Kurelakan jiwa ini , menahan pedihnya goresan tinta yang kau toreh diwajahku,

Kubiarkan pula api,  membakari seluruh ruang jiwaku,

karena Sang  terkasihlah aku memiliki kekuatan,  dan karena ia- pulalah aku ada.

Melihat bumi kekasih tercintanya menangis, tampak bulir airmata- menetes dari pipi sang penyair,  maka keluarlah syair  pengharapan dari bibirnya yang kering  :

“Duhai bumi kekasihku !,

ada ataupun tak ada, dirimu disisi -bagiku adalah sama!

Disaat dirimu hadir, denting kecapi mengalun dihatiku.

Engkau laksana cahaya bintang yang menghiasi malam sepiku,

Takkala senyummu hadir, Sejuk terasa dihati, walau kegetiran  terasa dalam misteri...

Dibalik awan  yang mendung- kulihat matamu yang indah, memancar penuh kedamaian,  dikedalaman  jiwaku.

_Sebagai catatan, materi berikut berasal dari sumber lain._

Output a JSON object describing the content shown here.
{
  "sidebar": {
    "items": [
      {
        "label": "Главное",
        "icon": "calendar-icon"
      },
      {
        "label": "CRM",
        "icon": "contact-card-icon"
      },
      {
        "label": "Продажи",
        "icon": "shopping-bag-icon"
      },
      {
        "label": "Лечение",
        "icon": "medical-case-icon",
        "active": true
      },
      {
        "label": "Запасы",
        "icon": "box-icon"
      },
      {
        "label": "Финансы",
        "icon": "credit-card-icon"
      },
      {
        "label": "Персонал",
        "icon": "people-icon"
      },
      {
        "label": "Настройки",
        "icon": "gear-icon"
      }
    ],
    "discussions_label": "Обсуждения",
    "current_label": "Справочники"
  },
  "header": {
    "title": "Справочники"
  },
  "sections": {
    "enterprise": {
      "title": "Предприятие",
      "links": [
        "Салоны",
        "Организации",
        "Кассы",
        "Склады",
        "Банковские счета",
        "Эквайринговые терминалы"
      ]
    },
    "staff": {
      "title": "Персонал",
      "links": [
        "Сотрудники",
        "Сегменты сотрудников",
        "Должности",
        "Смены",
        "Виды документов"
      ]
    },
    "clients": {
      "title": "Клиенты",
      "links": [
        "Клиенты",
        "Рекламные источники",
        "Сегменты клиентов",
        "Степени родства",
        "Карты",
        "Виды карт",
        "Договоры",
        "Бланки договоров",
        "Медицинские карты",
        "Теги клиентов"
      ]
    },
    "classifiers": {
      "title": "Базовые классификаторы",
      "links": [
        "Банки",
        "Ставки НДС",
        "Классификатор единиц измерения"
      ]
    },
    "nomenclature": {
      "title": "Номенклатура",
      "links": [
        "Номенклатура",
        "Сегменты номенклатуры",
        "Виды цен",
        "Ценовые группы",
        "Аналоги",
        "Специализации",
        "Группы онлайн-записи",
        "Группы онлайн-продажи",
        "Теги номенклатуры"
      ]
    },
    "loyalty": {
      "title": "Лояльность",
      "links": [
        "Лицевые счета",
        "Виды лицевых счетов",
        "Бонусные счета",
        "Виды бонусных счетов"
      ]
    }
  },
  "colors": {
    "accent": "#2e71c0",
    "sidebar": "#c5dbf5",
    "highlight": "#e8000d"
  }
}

Ketika rintik hujan membasahi bumi,  rintiknya basahi bunga-bungaku yang bersemi didasar hati.”

***

Begitu banyak malam yang telah dilewati dan telah banyak pula racun kegelisahan telah direguknya, namun Sang pemuda sama sekali tak mengetahui hakikat dibalik kejadian itu semua, namun yang kini ia rasakan bahwa tanggannya telah terbelenggu , matanya telah buta dan bibirnya terkunci. Ia telah hanyut dalam palung samudera perenungannya, darahnyapun telah tercemar oleh racun dan juga madu pemikirannya sendiri.

 

Sejak saat itu ia lebih menyukai ketersendirian, dimanapun ada riuh keramaian,  jiwanya tetap saja merasa sunyi. Baginya bergantinya siang kemalam ataupun sebaliknya adalah sama.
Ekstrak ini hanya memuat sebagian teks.